Rebel Cole and Hamid Mehran studied data from the Federal Reserve’s Surveys of Small Business Finances (SSBFs) for the years 1987 – 2003 and published their findings in an August 2009 study titled, “Gender and the Availability of Credit to Privately Held Firms: Evidence from the Surveys of Small Business Finances.”
What they found was that female-owned firms are:
- much smaller than male-owned firms, in terms of sales, assets, and employment;
- younger, both in terms of the age of the firm, as well as in terms of the age of the owners;
- less likely to be incorporated;
- likely to have fewer and shorter banking relationships, and
- “more likely to be discouraged from applying for credit, though not more likely to be denied credit when they do apply.”

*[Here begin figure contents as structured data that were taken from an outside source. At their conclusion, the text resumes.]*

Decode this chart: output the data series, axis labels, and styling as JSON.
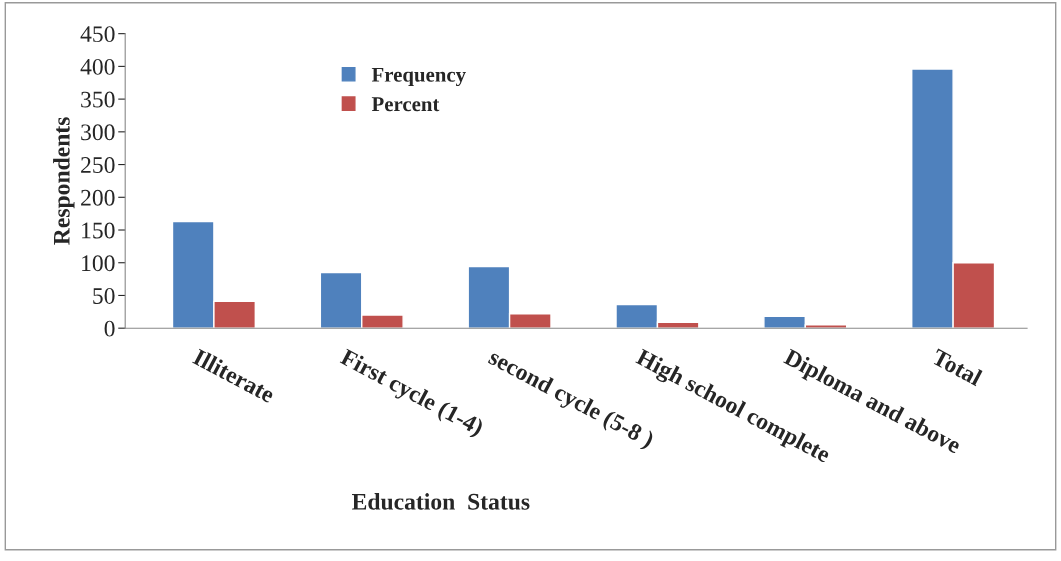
{
  "chart_data": {
    "type": "bar",
    "xlabel": "Education  Status",
    "ylabel": "Respondents",
    "categories": [
      "Illiterate",
      "First cycle (1-4)",
      "second cycle (5-8 )",
      "High school complete",
      "Diploma and above",
      "Total"
    ],
    "series": [
      {
        "name": "Frequency",
        "color": "#4f81bd",
        "values": [
          163,
          85,
          94,
          36,
          18,
          396
        ]
      },
      {
        "name": "Percent",
        "color": "#c0504d",
        "values": [
          41,
          20,
          22,
          9,
          5,
          100
        ]
      }
    ],
    "ylim": [
      0,
      450
    ],
    "yticks": [
      0,
      50,
      100,
      150,
      200,
      250,
      300,
      350,
      400,
      450
    ],
    "grid": false,
    "legend": "top left"
  }
}
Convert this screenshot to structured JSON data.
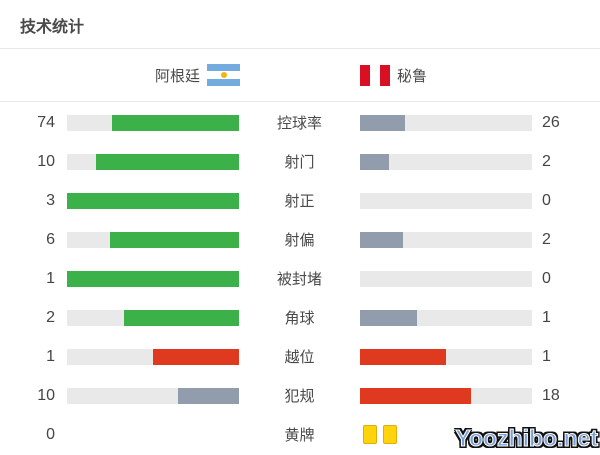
{
  "title": "技术统计",
  "teams": {
    "home": {
      "name": "阿根廷",
      "flag": "argentina"
    },
    "away": {
      "name": "秘鲁",
      "flag": "peru"
    }
  },
  "colors": {
    "green": "#3cb049",
    "gray": "#919dac",
    "red": "#df3a1f",
    "track": "#e9e9e9",
    "yellow_card_fill": "#ffd40c",
    "yellow_card_border": "#e2ae06",
    "argentina_blue": "#74acdf",
    "argentina_sun": "#f6b40e",
    "peru_red": "#d91023"
  },
  "stats": [
    {
      "label": "控球率",
      "home": 74,
      "away": 26,
      "home_pct": 74,
      "away_pct": 26,
      "home_color": "green",
      "away_color": "gray",
      "bars": true
    },
    {
      "label": "射门",
      "home": 10,
      "away": 2,
      "home_pct": 83.3,
      "away_pct": 16.7,
      "home_color": "green",
      "away_color": "gray",
      "bars": true
    },
    {
      "label": "射正",
      "home": 3,
      "away": 0,
      "home_pct": 100,
      "away_pct": 0,
      "home_color": "green",
      "away_color": "gray",
      "bars": true
    },
    {
      "label": "射偏",
      "home": 6,
      "away": 2,
      "home_pct": 75,
      "away_pct": 25,
      "home_color": "green",
      "away_color": "gray",
      "bars": true
    },
    {
      "label": "被封堵",
      "home": 1,
      "away": 0,
      "home_pct": 100,
      "away_pct": 0,
      "home_color": "green",
      "away_color": "gray",
      "bars": true
    },
    {
      "label": "角球",
      "home": 2,
      "away": 1,
      "home_pct": 66.7,
      "away_pct": 33.3,
      "home_color": "green",
      "away_color": "gray",
      "bars": true
    },
    {
      "label": "越位",
      "home": 1,
      "away": 1,
      "home_pct": 50,
      "away_pct": 50,
      "home_color": "red",
      "away_color": "red",
      "bars": true
    },
    {
      "label": "犯规",
      "home": 10,
      "away": 18,
      "home_pct": 35.7,
      "away_pct": 64.3,
      "home_color": "gray",
      "away_color": "red",
      "bars": true
    },
    {
      "label": "黄牌",
      "home": 0,
      "away": "",
      "bars": false,
      "away_cards": 2
    }
  ],
  "watermark": "Yoozhibo.net",
  "chart_data": {
    "type": "bar",
    "orientation": "horizontal-paired",
    "title": "技术统计",
    "categories": [
      "控球率",
      "射门",
      "射正",
      "射偏",
      "被封堵",
      "角球",
      "越位",
      "犯规",
      "黄牌"
    ],
    "series": [
      {
        "name": "阿根廷",
        "values": [
          74,
          10,
          3,
          6,
          1,
          2,
          1,
          10,
          0
        ]
      },
      {
        "name": "秘鲁",
        "values": [
          26,
          2,
          0,
          2,
          0,
          1,
          1,
          18,
          2
        ]
      }
    ],
    "notes": "每行两条条形按双方数值占比填充；多数行主队绿色/客队蓝灰色，越位行双方红色，犯规行主队蓝灰客队红色，黄牌行客队以两张黄牌图标表示"
  }
}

Credit expert and author Gerri Detweiller has some interesting observations about the findings. She says that the lessons for women who run their own businesses is clear.
“It can pay to set up your business properly. The fact that a significant percentage of female owned firms operate as sole proprietors is one clue that something is amiss. You cannot get true business credit if you have not set up a corporate structure.
“As a sole proprietor, you may be able to get a credit card with the business name on it, but your business and personal credit are one and the same. So even if you don’t need credit yet, look forward when choosing your business structure. Though you may be a small firm today, what structure best meets your future goals for growth?”